Петрован глядел на них удивленно, а дед обернулся, усы его опять встали торчком, оголяя желтые прокуренные зубы:

— Дурак ты, Мишка! Не мной сказано: не подмажешь — не поедешь. Птичка, она по зернышку клюет, а сыта бывает, тем и рада. Ты думаешь, все по справедливости живут? Как бы не так, держи карман шире…

— Ну не знаю, как все, а этой я больше не позволю. — И Мишка круто, на одной ноге повернулся, пошел назад, в город.

Расстояние между ними увеличивалось, какое-то время повозка еще двигалась в сторону дома, а потом повернула назад.

На повозке Петрована уже не было. Может быть, тот сам больше не хотел смотреть на их ссору с дедом, пошел домой пешком, а скорее всего дед просто-напросто согнал его с повозки за длинный язык, что называется, чтоб не все рассказывал, чай, не маленький, соображение иметь надо.

Дед нагнал Мишку уже в городе.

— Миш, а Миш, — каким-то заунывным голосом заканючил дед, — ты скажи хоть, что надумал?

Но Мишка не ответил, шагал отрешенно, сосредоточенно, а перед самым рынком на бег перешел и единым махом вскочил на крыльцо ветстанции, забарабанил в дверь. Но, видимо, там уже никого не было. Мишка с силой еще пару раз ударил сапогом в дверь, она ухнула, но не открылась.

Больше здесь делать было нечего. Мишка сходил с крыльца медленно, по-стариковски, чувствовал, как в злобе дергалась щека. Дед, привязав Ветерка к столбу, шел навстречу.

— Миш, а Миш, — дед говорил сипло, как от простуды, — ты никак за этой десяткой побежал? Пустой номер. Что с воза упало, то пропало. Да и как ты десятку-то вызволял бы, вырывать, что ли, начал бы?

Мишка остановился, почувствовал, что дыхание зашлось, и просипел зло:

— Да я ей, врачихе этой красивой, раза два плюнул бы в морду… По-нял?

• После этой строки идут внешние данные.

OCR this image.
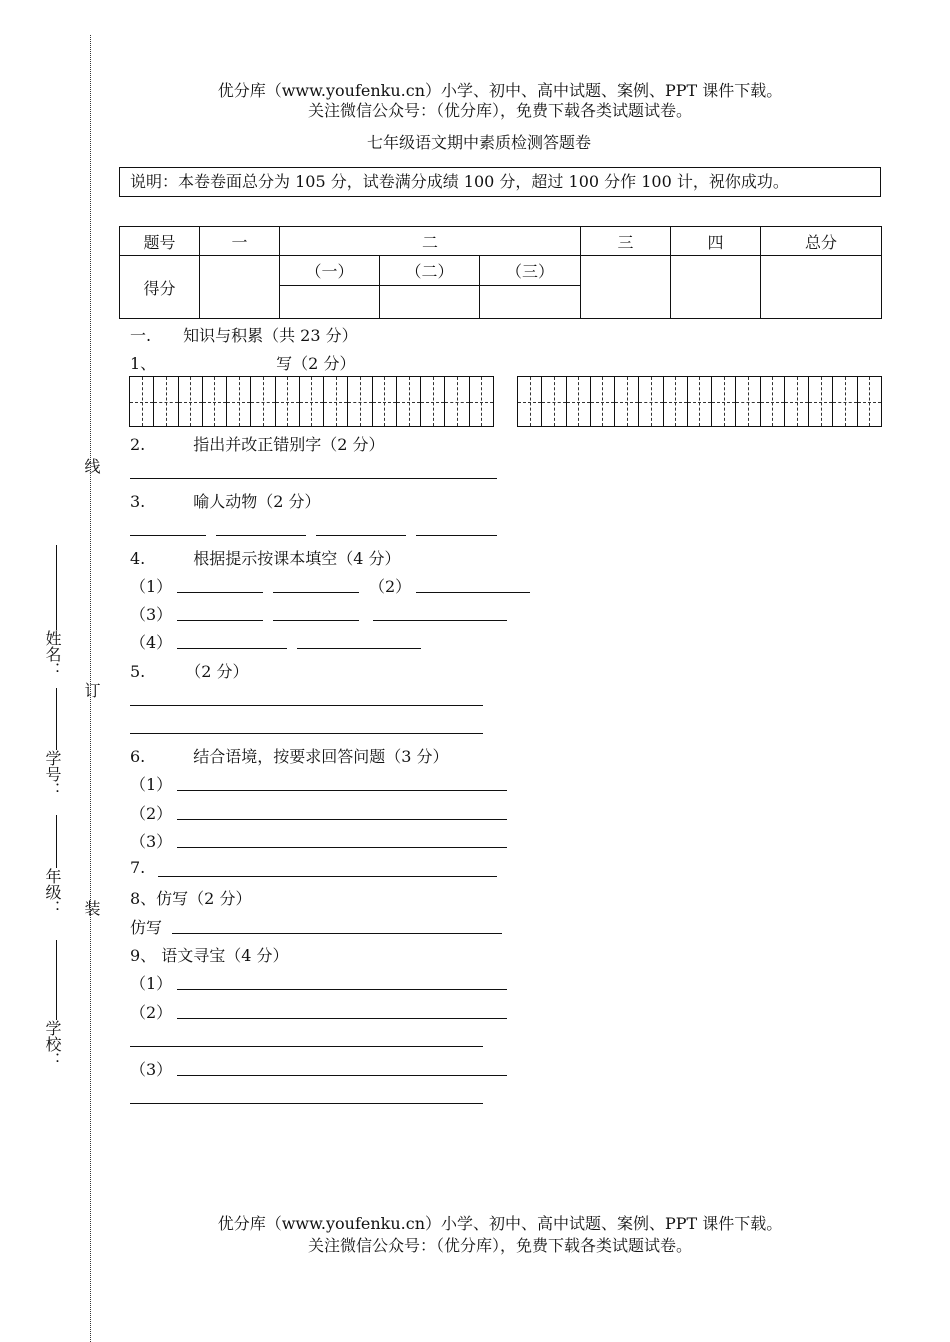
线
订
装
姓名：
学号：
年级：
学校：
优分库（www.youfenku.cn）小学、初中、高中试题、案例、PPT 课件下载。
关注微信公众号：（优分库），免费下载各类试题试卷。
七年级语文期中素质检测答题卷
说明：本卷卷面总分为 105 分，试卷满分成绩 100 分，超过 100 分作 100 计，祝你成功。
题号	一	二			三	四	总分
得分		（一）	（二）	（三）			

一.　　知识与积累（共 23 分）
1、　　　　　　　　写（2 分）
2.　　　指出并改正错别字（2 分）
3.　　　喻人动物（2 分）
4.　　　根据提示按课本填空（4 分）
（1）	（2）
（3）
（4）
5.　　　（2 分）
6.　　　结合语境，按要求回答问题（3 分）
（1）
（2）
（3）
7.
8、仿写（2 分）
仿写
9、 语文寻宝（4 分）
（1）
（2）
（3）
优分库（www.youfenku.cn）小学、初中、高中试题、案例、PPT 课件下载。
关注微信公众号：（优分库），免费下载各类试题试卷。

— Ну и чудак-рыбак, — как-то неестественно хихикнул дед, — посадили бы тебя, как пить дать, посадили. Не пойман — не вор, а десятка она не крапленая, на ней отметки нет… Поедем домой, нечего себя позорить, на себя людскую хулу наводить. Не обедняем. А главное — дело-то мы сделали, поросенка продали, денежки, вот они, — дед хлопнул себя по карману, — теперь есть с чем тебя в институт провожать.

— Нет уж, с тобой я не поеду… — глухо сказал Мишка.

— А чего так? Обиделся, что ли? Ну и зря… Говорят, одна баба три года на базар обижалась, а он и без нее собирался.

— Вот, вот, правильно, они — Яскал, врачиха эта — потому и хапают, что такие вот, как ты, их поощряют, дают возможность карман набивать.

— Сам вот институт закончишь, неужели от себя деньги отбросишь? Она, Миша, нужда, денежку кует.

— Так вот ты чего от меня захотел? — закричал Мишка. — Чтоб и я, как эти барыги, стал? Не выйдет. Меня в школе по совести жить учили, и ни в какой институт я не поеду. Свой выбор сделал.

— Какой же, Миша? — вроде ласково спросил дед.

— Дома я остаюсь, трактористом работать буду до армии, а там посмотрим…

Дед сразу окаменел, даже руками бросил махать, часто-часто моргал, потом прорычал:

— Ты что ж, подлец, меня в трату вводишь, а? Можно сказать, на корню подрываешь… А трактористом поработай, поработай, может быть, поумнеешь… Ум через пот быстрее покрепчает…

Дед повернулся, зашагал к повозке. Но шел как-то неуверенно, покачиваясь, будто пьяный, и спина его, как под тяжелой ношей, сгорбилась.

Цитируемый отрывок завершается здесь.